Wie gefährlich ist Big Data?
Jeder, der nicht die letzten fünf Jahre auf dem Mond
gelebt hat, kennt den Begriff «Big Data». Big Data bedeutet auch, dass
alles, was wir treiben, ob im Netz oder ausserhalb, digitale Spuren
hinterlässt. Jeder Einkauf mit der Karte, jede Google-Anfrage, jede
Bewegung mit dem Handy in der Tasche, jeder Like wird gespeichert.
Besonders jeder Like.
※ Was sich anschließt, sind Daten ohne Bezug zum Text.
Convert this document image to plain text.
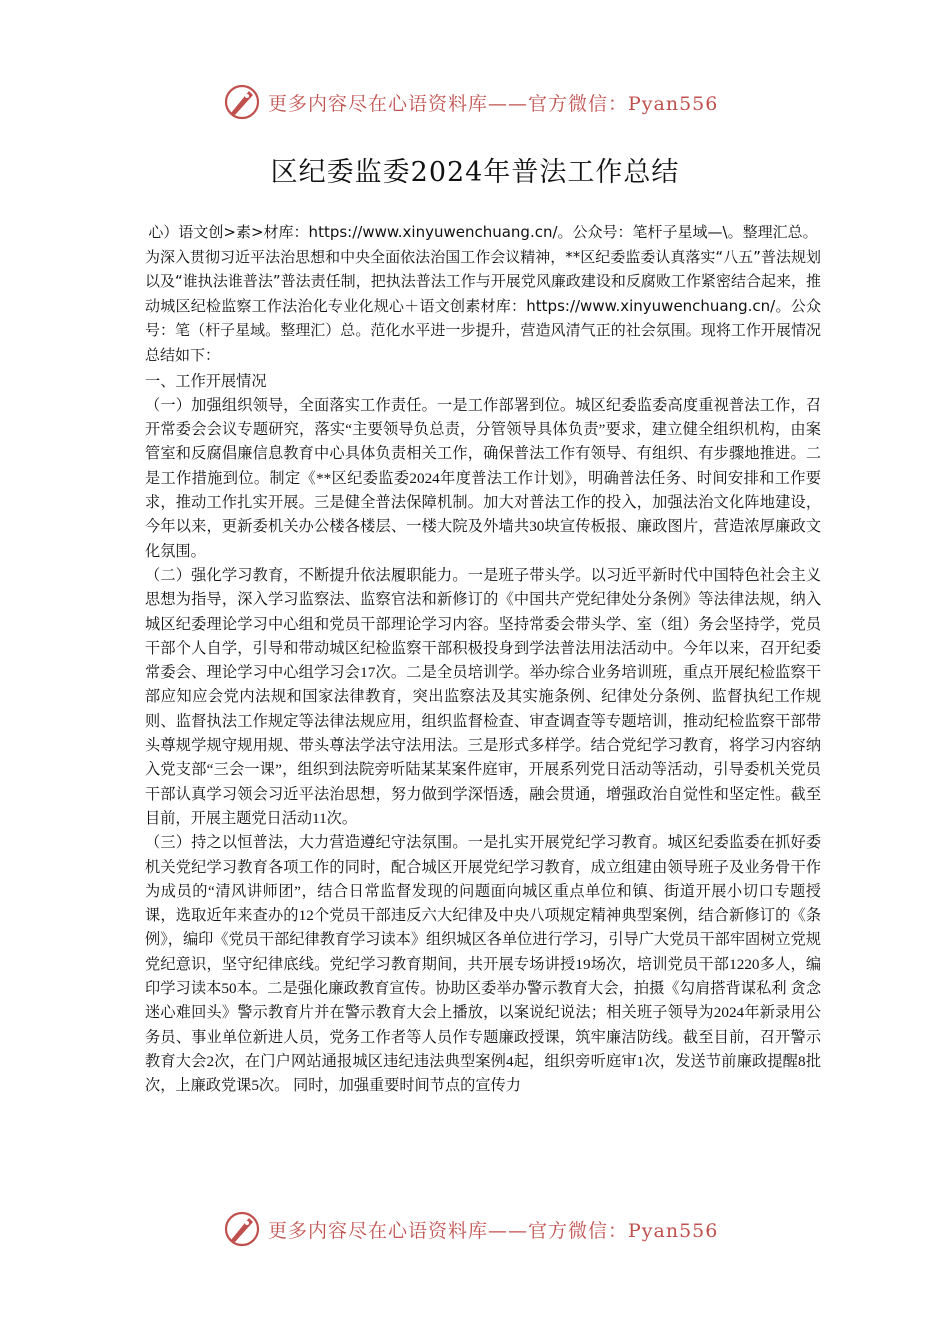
更多内容尽在心语资料库——官方微信：Pyan556
区纪委监委2024年普法工作总结
心）语文创>素>材库：https://www.xinyuwenchuang.cn/。公众号：笔杆子星域—\。整理汇总。
为深入贯彻习近平法治思想和中央全面依法治国工作会议精神，**区纪委监委认真落实“八五”普法规划以及“谁执法谁普法”普法责任制，把执法普法工作与开展党风廉政建设和反腐败工作紧密结合起来，推动城区纪检监察工作法治化专业化规心＋语文创素材库：https://www.xinyuwenchuang.cn/。公众号：笔（杆子星域。整理汇）总。范化水平进一步提升，营造风清气正的社会氛围。现将工作开展情况总结如下：
一、工作开展情况
（一）加强组织领导，全面落实工作责任。一是工作部署到位。城区纪委监委高度重视普法工作，召开常委会会议专题研究，落实“主要领导负总责，分管领导具体负责”要求，建立健全组织机构，由案管室和反腐倡廉信息教育中心具体负责相关工作，确保普法工作有领导、有组织、有步骤地推进。二是工作措施到位。制定《**区纪委监委2024年度普法工作计划》，明确普法任务、时间安排和工作要求，推动工作扎实开展。三是健全普法保障机制。加大对普法工作的投入，加强法治文化阵地建设，今年以来，更新委机关办公楼各楼层、一楼大院及外墙共30块宣传板报、廉政图片，营造浓厚廉政文化氛围。
（二）强化学习教育，不断提升依法履职能力。一是班子带头学。以习近平新时代中国特色社会主义思想为指导，深入学习监察法、监察官法和新修订的《中国共产党纪律处分条例》等法律法规，纳入城区纪委理论学习中心组和党员干部理论学习内容。坚持常委会带头学、室（组）务会坚持学，党员干部个人自学，引导和带动城区纪检监察干部积极投身到学法普法用法活动中。今年以来，召开纪委常委会、理论学习中心组学习会17次。二是全员培训学。举办综合业务培训班，重点开展纪检监察干部应知应会党内法规和国家法律教育，突出监察法及其实施条例、纪律处分条例、监督执纪工作规则、监督执法工作规定等法律法规应用，组织监督检查、审查调查等专题培训，推动纪检监察干部带头尊规学规守规用规、带头尊法学法守法用法。三是形式多样学。结合党纪学习教育，将学习内容纳入党支部“三会一课”，组织到法院旁听陆某某案件庭审，开展系列党日活动等活动，引导委机关党员干部认真学习领会习近平法治思想，努力做到学深悟透，融会贯通，增强政治自觉性和坚定性。截至目前，开展主题党日活动11次。
（三）持之以恒普法，大力营造遵纪守法氛围。一是扎实开展党纪学习教育。城区纪委监委在抓好委机关党纪学习教育各项工作的同时，配合城区开展党纪学习教育，成立组建由领导班子及业务骨干作为成员的“清风讲师团”，结合日常监督发现的问题面向城区重点单位和镇、街道开展小切口专题授课，选取近年来查办的12个党员干部违反六大纪律及中央八项规定精神典型案例，结合新修订的《条例》，编印《党员干部纪律教育学习读本》组织城区各单位进行学习，引导广大党员干部牢固树立党规党纪意识，坚守纪律底线。党纪学习教育期间，共开展专场讲授19场次，培训党员干部1220多人，编印学习读本50本。二是强化廉政教育宣传。协助区委举办警示教育大会，拍摄《勾肩搭背谋私利 贪念迷心难回头》警示教育片并在警示教育大会上播放，以案说纪说法；相关班子领导为2024年新录用公务员、事业单位新进人员，党务工作者等人员作专题廉政授课，筑牢廉洁防线。截至目前，召开警示教育大会2次，在门户网站通报城区违纪违法典型案例4起，组织旁听庭审1次，发送节前廉政提醒8批次，上廉政党课5次。 同时，加强重要时间节点的宣传力
更多内容尽在心语资料库——官方微信：Pyan556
Lange war nicht ganz klar, wozu diese Daten gut
sein sollen – ausser dass in unserem Facebook-Feed Blutdrucksenker
beworben werden, weil wir grad «Blutdruck senken» gegoogelt haben.
Unklar war auch, ob Big Data eine grosse Gefahr oder ein grosser Gewinn
für die Menschheit ist. Seit dem 9. November kennen wir die Antwort.
Denn hinter Trumps Onlinewahlkampf und auch hinter der Brexit-Kampagne
steckt ein und dieselbe Big-Data-Firma: Cambridge Analytica mit ihrem
CEO Alexander Nix. Wer den Ausgang der Wahl verstehen will – und was auf
Europa in den nächsten Monaten zukommen könnte –, muss mit einem
merkwürdigen Vorfall an der britischen Universität Cambridge im Jahr
2014 beginnen. Und zwar an Kosinskis Department für Psychometrik.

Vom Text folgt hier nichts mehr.